Dans les langues romanes, la notion de contrainte lexicale d’un mot fait référence au nombre de mots partageant les mêmes premières lettres ou les mêmes dernières lettres que ce dernier, s’apparentant ainsi fortement à la notion de voisinage orthographique. Les effets de voisinage orthographique utilisent les indices de densité et de fréquence du voisinage par substitution d’une lettre pour lesquels la longueur des mots et la position des lettres sont déterminantes (voir chapitre1), en accord avec le codage des unités lexicales (mots) et sous-lexicales (lettres) postulé dans les modèles AV et AI. Parallèlement au voisinage orthographique, l’effet de la contrainte lexicale est de nature inhibiteur sur la reconnaissance visuelle des mots, suggérant l’existence d’effets liés à d’autres formes de similarité orthographique.

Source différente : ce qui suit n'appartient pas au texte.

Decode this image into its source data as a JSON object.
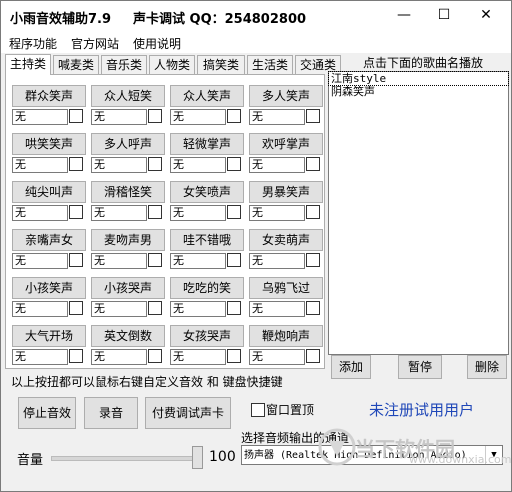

Bien que les données soient en faveur d’une influence de la contrainte lexicale sur l’EPR dans les mots, l’hypothèse de la contrainte lexicale comme unique contributeur à l’asymétrie de l’EPR est remise en cause par les mots dont l’informativité se situe à la fin de la séquence, lesquels ne présentent pas d’asymétrie inversée à droite de la fonction de l’EPR mais une position optimale au centre des mots (e.g., Brysbaert et al., 1996 ; Holmes & O’Regan, 1987 ; O’Regan et al., 1984). La prise en compte d’autres facteurs, tels que la variation de la lisibilité des lettres en fonction de la position du regard devrait permettre de résoudre certaines incohérences.